Os atrasos são antigos e estão sendo negociados com os times. A Prefeitura afirma que todos já aderiram ao Programa de Parcelamento Incentivado (PPI), que facilita a forma de pagamento e reduz a multa em até 75%, além de ampliar o prazo para 120 meses.

No caso do Palmeiras, a negociação envolve o pagamento de parcelas atrasadas do IPTU da sede social do clube, na Avenida Francisco Matarazzo, região de Perdizes, na zona oeste da capital. O diretor jurídico, Piraci de Oliveira, considera a questão resolvida. “Estamos em dia com os pagamentos. Tudo está negociado, sem nenhum tipo de pendência. Hoje, a sede é isenta.
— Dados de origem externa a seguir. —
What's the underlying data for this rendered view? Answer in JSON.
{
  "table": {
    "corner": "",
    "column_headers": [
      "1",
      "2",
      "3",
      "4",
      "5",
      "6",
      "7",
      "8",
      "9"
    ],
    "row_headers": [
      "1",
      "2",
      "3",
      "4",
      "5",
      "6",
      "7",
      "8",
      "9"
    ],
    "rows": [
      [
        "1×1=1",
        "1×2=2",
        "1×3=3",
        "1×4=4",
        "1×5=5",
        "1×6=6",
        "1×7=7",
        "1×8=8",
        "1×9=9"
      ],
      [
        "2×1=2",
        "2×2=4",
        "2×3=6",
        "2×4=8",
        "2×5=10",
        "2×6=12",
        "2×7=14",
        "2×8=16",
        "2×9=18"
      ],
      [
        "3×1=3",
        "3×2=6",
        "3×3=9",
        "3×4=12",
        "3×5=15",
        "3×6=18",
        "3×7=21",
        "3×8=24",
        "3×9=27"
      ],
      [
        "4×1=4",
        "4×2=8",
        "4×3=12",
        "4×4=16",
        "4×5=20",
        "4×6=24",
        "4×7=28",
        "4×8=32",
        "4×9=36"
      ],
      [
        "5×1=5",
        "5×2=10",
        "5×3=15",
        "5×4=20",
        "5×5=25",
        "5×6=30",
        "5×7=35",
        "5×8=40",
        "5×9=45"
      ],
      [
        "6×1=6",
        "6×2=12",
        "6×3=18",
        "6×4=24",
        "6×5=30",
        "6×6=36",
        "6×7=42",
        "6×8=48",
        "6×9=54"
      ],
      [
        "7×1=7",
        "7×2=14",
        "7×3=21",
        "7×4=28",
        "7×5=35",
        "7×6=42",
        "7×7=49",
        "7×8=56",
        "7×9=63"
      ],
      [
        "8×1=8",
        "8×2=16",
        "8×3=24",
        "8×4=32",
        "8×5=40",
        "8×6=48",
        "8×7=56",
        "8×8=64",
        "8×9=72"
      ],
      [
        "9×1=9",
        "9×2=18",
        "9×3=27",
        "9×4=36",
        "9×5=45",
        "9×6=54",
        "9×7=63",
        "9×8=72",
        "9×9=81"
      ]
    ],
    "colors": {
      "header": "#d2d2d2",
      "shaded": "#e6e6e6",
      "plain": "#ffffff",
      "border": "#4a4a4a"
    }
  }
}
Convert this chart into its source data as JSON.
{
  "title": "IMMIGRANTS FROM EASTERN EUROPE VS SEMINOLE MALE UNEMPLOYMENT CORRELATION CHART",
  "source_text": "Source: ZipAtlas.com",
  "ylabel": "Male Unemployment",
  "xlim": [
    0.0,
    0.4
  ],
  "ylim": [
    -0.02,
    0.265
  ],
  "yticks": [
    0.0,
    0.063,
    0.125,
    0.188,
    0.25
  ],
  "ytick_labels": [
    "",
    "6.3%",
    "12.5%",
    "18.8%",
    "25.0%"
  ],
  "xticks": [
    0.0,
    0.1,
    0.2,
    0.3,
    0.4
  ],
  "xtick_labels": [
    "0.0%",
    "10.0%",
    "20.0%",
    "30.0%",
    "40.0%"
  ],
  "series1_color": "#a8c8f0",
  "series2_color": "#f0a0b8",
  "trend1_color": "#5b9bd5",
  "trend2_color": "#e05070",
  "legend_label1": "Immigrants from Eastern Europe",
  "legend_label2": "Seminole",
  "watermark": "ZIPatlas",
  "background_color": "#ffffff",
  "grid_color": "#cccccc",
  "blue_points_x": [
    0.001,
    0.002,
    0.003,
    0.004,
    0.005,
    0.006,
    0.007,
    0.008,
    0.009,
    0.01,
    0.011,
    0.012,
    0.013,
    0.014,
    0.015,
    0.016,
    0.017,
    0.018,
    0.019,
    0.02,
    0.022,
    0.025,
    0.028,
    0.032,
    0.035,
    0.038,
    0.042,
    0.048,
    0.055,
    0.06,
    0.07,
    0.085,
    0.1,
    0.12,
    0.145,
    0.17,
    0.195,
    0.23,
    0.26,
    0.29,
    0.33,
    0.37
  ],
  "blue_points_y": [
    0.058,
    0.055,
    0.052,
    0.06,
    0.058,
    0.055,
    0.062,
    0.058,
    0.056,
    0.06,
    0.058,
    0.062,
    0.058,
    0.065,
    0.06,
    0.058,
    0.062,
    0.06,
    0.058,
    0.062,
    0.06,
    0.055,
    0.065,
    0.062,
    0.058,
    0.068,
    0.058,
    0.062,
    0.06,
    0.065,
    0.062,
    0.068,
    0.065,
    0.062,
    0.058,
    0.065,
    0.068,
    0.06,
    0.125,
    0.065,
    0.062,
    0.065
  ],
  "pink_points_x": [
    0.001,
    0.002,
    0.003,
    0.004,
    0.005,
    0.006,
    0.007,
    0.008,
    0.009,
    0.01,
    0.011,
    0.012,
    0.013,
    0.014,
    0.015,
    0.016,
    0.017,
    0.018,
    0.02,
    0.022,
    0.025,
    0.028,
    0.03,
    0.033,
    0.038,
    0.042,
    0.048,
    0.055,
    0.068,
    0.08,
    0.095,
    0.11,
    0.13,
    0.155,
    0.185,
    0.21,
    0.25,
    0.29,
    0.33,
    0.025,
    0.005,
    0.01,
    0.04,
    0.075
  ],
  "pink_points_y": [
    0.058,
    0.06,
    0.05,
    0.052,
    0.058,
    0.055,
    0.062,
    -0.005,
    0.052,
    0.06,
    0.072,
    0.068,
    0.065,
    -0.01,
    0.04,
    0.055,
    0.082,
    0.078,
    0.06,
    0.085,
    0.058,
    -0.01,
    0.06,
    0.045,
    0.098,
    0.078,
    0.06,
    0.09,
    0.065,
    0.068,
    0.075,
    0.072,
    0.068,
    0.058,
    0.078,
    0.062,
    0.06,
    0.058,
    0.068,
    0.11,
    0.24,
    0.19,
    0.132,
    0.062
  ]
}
Esses débitos são antigos, quando ainda havia uma dúvida sobre a cobrança”, diz.

O Corinthians também aderiu ao programa para negociar débitos de IPTU. Mas o clube nega que os valores alcancem R$ 28 milhões. Segundo o departamento jurídico, a dívida já foi reduzida para menos de R$ 8 milhões e está sendo paga desde 2007, quando foi feita a adesão ao parcelamento municipal.

São Paulo, Portuguesa e Juventus estão na mesma situação. Os três pagam parcelas reduzidas, definidas pelo PPI. Alguns com dificuldades, como a Portuguesa, que luta pela anistia dos débitos municipais.

Para o Ministério Público Estadual, porém, o valor informado pela Prefeitura não representa o total das dívidas. O órgão pleiteia na Justiça a cobrança de contrapartidas financeiras pelo uso de áreas públicas por parte dos clubes. Em ação civil pública, a Promotoria da Habitação e Urbanismo ainda acusa o prefeito Gilberto Kassab (PSD) de improbidade administrativa, por dano ao erário público.

Aluguel. Até 2006, a contrapartida pelo uso dessas áreas era financeira. Os clubes teriam de pagar uma taxa de 2,5% sobre o valor de venda dos terrenos, como uma espécie de aluguel. Mas o prefeito Kassab derrubou o decreto que estabelecia a cobrança e passou a exigir apenas contrapartidas sociais, como atendimento a crianças carentes. De lá para cá, porém, nenhuma exigência oficial foi feita nem seu suposto cumprimento fiscalizado.

A Secretaria Municipal de Planejamento, Orçamento e Gestão informou, na semana passada, que as dívidas derivadas do uso de áreas públicas não são nem sequer conhecidas da Prefeitura. Para o promotor de Justiça José Carlos de Freitas, o Município tem a obrigação legal de saber quanto deixa de receber por ceder áreas públicas aos times de futebol. “Isso sinaliza que o prefeito nunca quis de fato fazer a cobrança.”